Histoire d'un officier français qui ne voulait pas être prisonnier.
Le 17 juin 1940, Philippe Pétain avait appelé à la radio à cesser le combat. Cet appel encourage de nombreux soldats à déposer les armes.
Le lendemain 18, le général de Gaulle appelle depuis Londres à continuer ce combat.
Le 19 juin, Albert Contal, mon beau-père, continue à se battre du côté de Faucogney (Haute-Saône).
Que fais-tu ? " Lui demandai-je.
"Je reste avec le colonel." Me dit-il.
"Alors, vous allez vous laisser prendre ici ?"
II hausse les épaules, désespéré. Je lui serre la main et lui dit à peine au revoir, ne voulant pas lui laisser voir que je pleurais.

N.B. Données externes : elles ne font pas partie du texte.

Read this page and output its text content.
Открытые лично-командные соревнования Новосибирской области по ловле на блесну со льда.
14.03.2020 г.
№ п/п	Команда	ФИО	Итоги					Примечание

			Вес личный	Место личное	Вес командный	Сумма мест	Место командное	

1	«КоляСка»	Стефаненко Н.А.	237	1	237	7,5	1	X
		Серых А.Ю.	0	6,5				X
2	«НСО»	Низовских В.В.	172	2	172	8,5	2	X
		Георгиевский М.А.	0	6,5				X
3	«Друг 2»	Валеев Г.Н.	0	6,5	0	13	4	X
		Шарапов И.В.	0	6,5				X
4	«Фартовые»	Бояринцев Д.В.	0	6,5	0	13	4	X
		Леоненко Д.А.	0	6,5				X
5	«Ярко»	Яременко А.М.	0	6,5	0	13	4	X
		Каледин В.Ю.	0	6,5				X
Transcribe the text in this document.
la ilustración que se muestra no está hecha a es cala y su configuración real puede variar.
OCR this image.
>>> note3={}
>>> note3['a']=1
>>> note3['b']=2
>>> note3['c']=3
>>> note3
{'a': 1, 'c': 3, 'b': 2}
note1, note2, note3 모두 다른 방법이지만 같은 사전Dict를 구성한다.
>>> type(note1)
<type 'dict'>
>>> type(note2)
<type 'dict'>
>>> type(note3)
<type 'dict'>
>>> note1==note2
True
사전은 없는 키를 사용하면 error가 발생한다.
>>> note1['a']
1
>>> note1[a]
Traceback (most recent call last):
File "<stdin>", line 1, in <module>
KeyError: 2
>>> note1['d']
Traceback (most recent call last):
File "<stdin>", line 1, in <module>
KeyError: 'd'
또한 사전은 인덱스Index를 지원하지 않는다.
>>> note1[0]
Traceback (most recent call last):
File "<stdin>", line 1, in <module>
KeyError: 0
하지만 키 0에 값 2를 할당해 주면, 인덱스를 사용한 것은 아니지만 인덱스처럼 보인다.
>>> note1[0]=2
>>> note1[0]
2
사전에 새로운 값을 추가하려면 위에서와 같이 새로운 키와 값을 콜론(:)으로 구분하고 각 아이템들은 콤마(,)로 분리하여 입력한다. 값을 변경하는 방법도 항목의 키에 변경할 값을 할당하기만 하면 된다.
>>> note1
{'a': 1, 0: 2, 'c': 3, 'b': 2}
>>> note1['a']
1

Je me dirige vers un pain de sucre qui domine Ferdrupt, au nord de ce village, voulant gagner Gérardmer.
Sur la pente, je rencontre un groupe de soldats parmi lesquels se trouvaient Domptail, l'ordonnance du capitaine Bonnet et Géhin André. Aucun officier n'est avec eux. Ils ne savent que faire, disant qu'ils doivent aller dans la montagne. Je leur dis de ne pas se rendre et de venir avec moi. Nous montons et couchons sous les sapins en haut du pain de sucre. Nous trouvons des tracts lancés d'avion. "Armée d'Alsace, ne renouvelez pas le désastre de Dunkerque. Soldats, vous êtes encerclés. Cessez la lutte, vous regagnerez rapidement vos foyers."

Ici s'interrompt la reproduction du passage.